Amsterdam-Music-Lab / MUSCLE

An application to easily set up and run online listening experiments for music research.
https://www.amsterdammusiclab.nl/
MIT License
4 stars 1 forks source link

Discussion: Should we try and decrease the E2E suite duration and if so, how? #1025

Open drikusroor opened 4 months ago

drikusroor commented 4 months ago

Is your feature request related to a problem? Please describe. Right now I'm working on automating the E2E tests (#1010). Testing two experiments already takes around 10 minutes. This for a large part due to the length of the audio files, some of which are longer than 10 seconds. If we want to cover all experiments, our E2E suite might take up to 1 hour or longer.

Describe the solution you'd like Perhaps it would be an idea to decrease the duration of the E2E suite in an intelligent way. Currently, the pre-existing (not yet automated) E2E tests consist of testing 3 experiments. Ultimately, these tests test several things:

  1. The frontend application is loaded
  2. The frontend can communicate with the backend
  3. The audio files can be downloaded & played
  4. Basic non-specific experiment logic, with sessions, next round, final round, storing data functionalities, etc. work as expected
  5. The experiment is configured correctly, with the correct audio files
  6. The experiment's rules are configured correctly and the frontend can work with them

I was thinking... Perhaps we can test some experiments (like the tests already written) full monty style, from start to finish, no compromises. We can then be sure that 1, 2, 3, and 4 work as expected. We can then think of testing 5 and 6 in an different way, using the same E2E suite, but without having to play back full experiments with audio files of more than 10 seconds.

5. The experiment is configured correctly, with the correct audio files

We can test this using a custom validation method, similar or exactly like the #978 and/or #995. Maybe we can build on these methods and see if they don't return an error message or status code. We can then be sure that the audio files configured at least exist in the uploads folder (I haven't thought of a solution for the experiments that use external files though). And we can also be sure that the CSV / configured sections, its names, groups, tags, and so on, pass the validation method of the experiment's rules class. As these validation methods are run in an instant, we don't have to wait for minutes until the experiments have been played from start to end.

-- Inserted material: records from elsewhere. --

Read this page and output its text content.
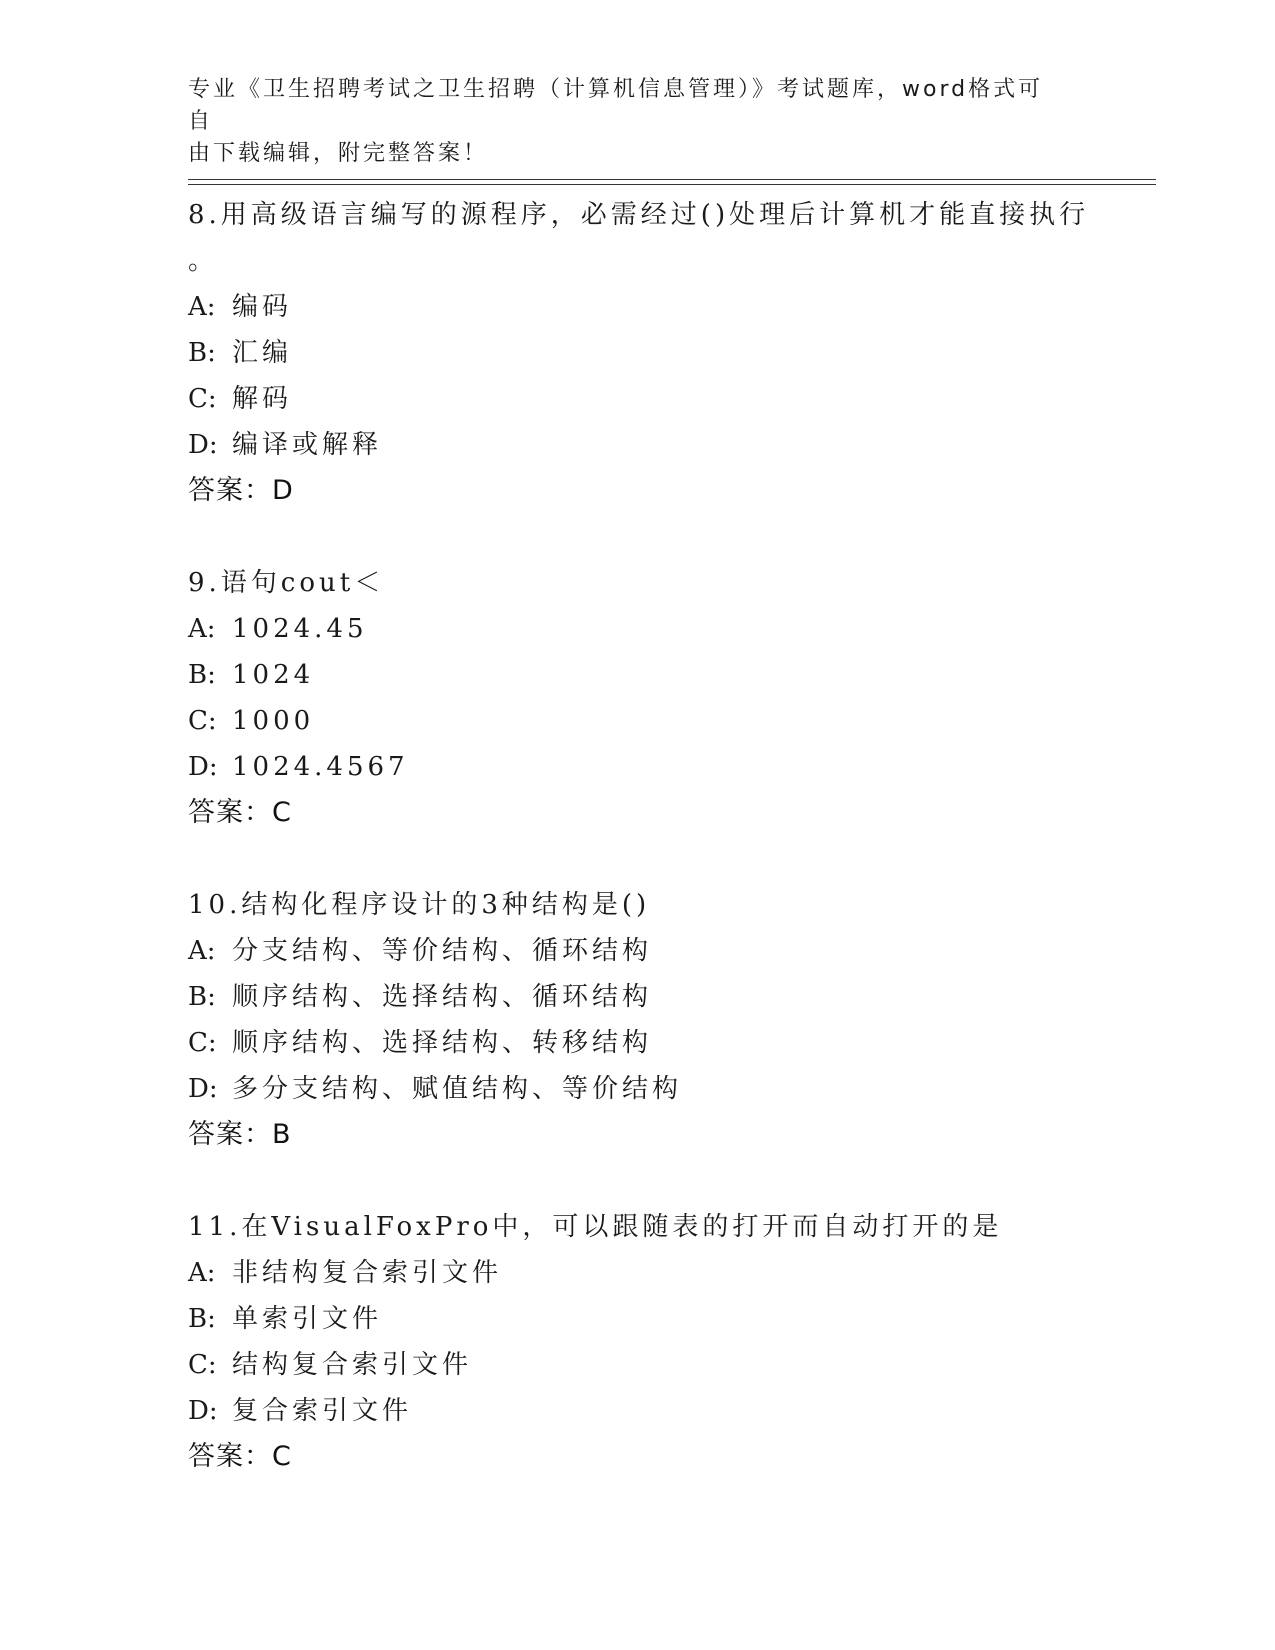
专业《卫生招聘考试之卫生招聘（计算机信息管理）》考试题库，word格式可自
由下载编辑，附完整答案！

8.用高级语言编写的源程序，必需经过()处理后计算机才能直接执行

。

A: 编码
B: 汇编
C: 解码
D: 编译或解释
答案：D

9.语句cout＜

A: 1024.45
B: 1024
C: 1000
D: 1024.4567
答案：C

10.结构化程序设计的3种结构是()

A: 分支结构、等价结构、循环结构
B: 顺序结构、选择结构、循环结构
C: 顺序结构、选择结构、转移结构
D: 多分支结构、赋值结构、等价结构
答案：B

11.在VisualFoxPro中，可以跟随表的打开而自动打开的是

A: 非结构复合索引文件
B: 单索引文件
C: 结构复合索引文件
D: 复合索引文件
答案：C
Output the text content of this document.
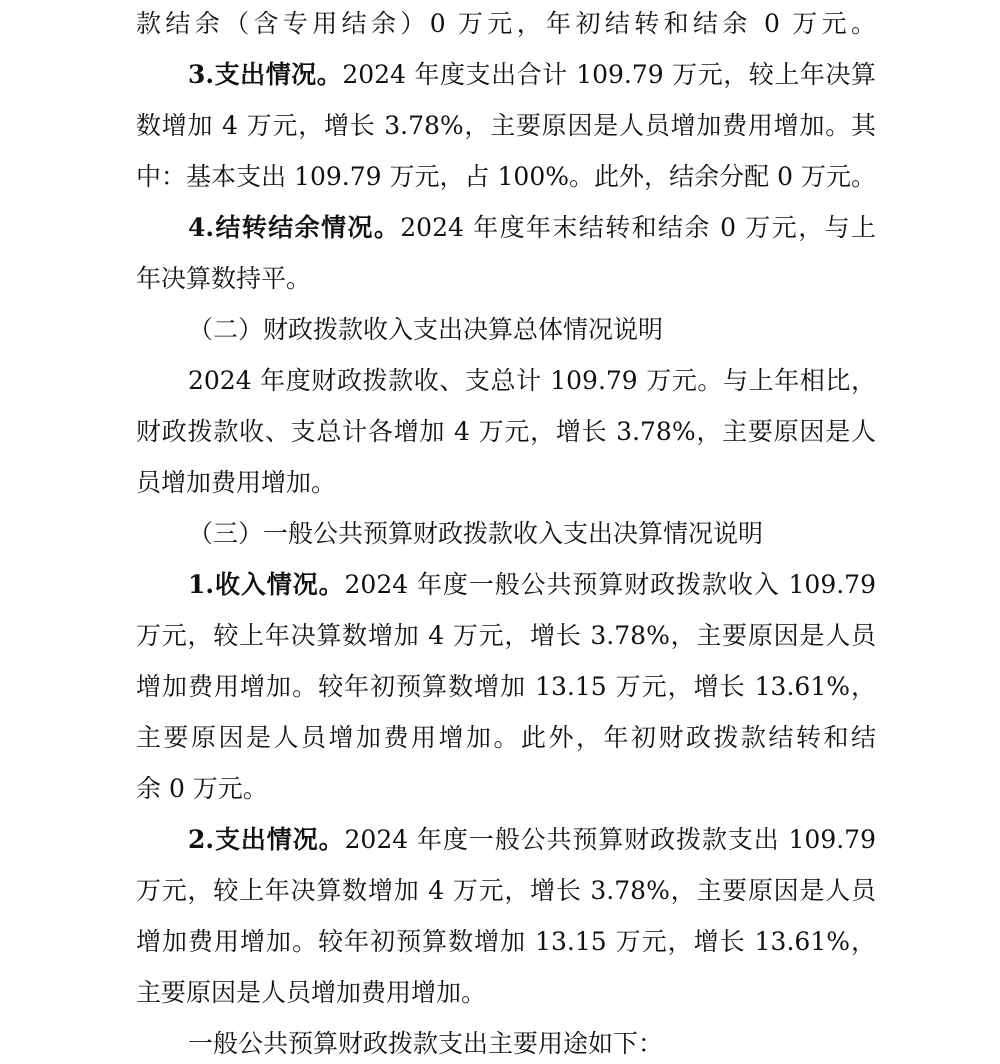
款结余（含专用结余）0 万元，年初结转和结余 0 万元。
3.支出情况。2024 年度支出合计 109.79 万元，较上年决算
数增加 4 万元，增长 3.78%，主要原因是人员增加费用增加。其
中：基本支出 109.79 万元，占 100%。此外，结余分配 0 万元。
4.结转结余情况。2024 年度年末结转和结余 0 万元，与上
年决算数持平。
（二）财政拨款收入支出决算总体情况说明
2024 年度财政拨款收、支总计 109.79 万元。与上年相比，
财政拨款收、支总计各增加 4 万元，增长 3.78%，主要原因是人
员增加费用增加。
（三）一般公共预算财政拨款收入支出决算情况说明
1.收入情况。2024 年度一般公共预算财政拨款收入 109.79
万元，较上年决算数增加 4 万元，增长 3.78%，主要原因是人员
增加费用增加。较年初预算数增加 13.15 万元，增长 13.61%，
主要原因是人员增加费用增加。此外，年初财政拨款结转和结
余 0 万元。
2.支出情况。2024 年度一般公共预算财政拨款支出 109.79
万元，较上年决算数增加 4 万元，增长 3.78%，主要原因是人员
增加费用增加。较年初预算数增加 13.15 万元，增长 13.61%，
主要原因是人员增加费用增加。
一般公共预算财政拨款支出主要用途如下：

6. The experiment's rules are configured correctly and the frontend can work with them

Additionally, I thought of maybe adding a special feature / test flag that allows us to run an experiment in a normal way except that it will use an audio file of 0.1 second or so instead of returning the configured audio files. This allows the E2E test to quickly click through the experiment, thereby saving us loads of time and compute. The experiments rules and behavior are then still tested fully from start to end.

Describe alternatives you've considered

BeritJanssen commented 3 months ago

I like the solution you propose with shorter audio files, but I wonder how much development time it would take to prepare that. Plus, we'd still not be testing the actual situation on the server. I was wondering whether we could have some "stub" tests which only go through a couple of trials, and randomly / systematically run one or two experiments from start to finish, so that over a couple of runs we'd still e2e tests all experiments eventually. That way, we'd probably still detect problems faster than relying on manual testing from the team or user reports, while we might not always be able to intercept problems prior to users running into them. (The stub tests would guarantee that users can at least get some way into the experiments though.)

I agree that point 5. can be much more efficiently dealt with through playlist validation on the backend. Most problems when setting up an experiment for the first time arise from typos in the description of sections.

drikusroor commented 3 months ago

Plus, we'd still not be testing the actual situation on the server. I was wondering whether we could have some "stub" tests which only go through a couple of trials, and randomly / systematically run one or two experiments from start to finish

Yeah, the last part was also what I meant with full monty style. :-) Test a couple of experiments without compromises, no shortcuts and test the other experiments with shortcuts, be it shorter audio fragments or, like you proposed just a part of the experiment.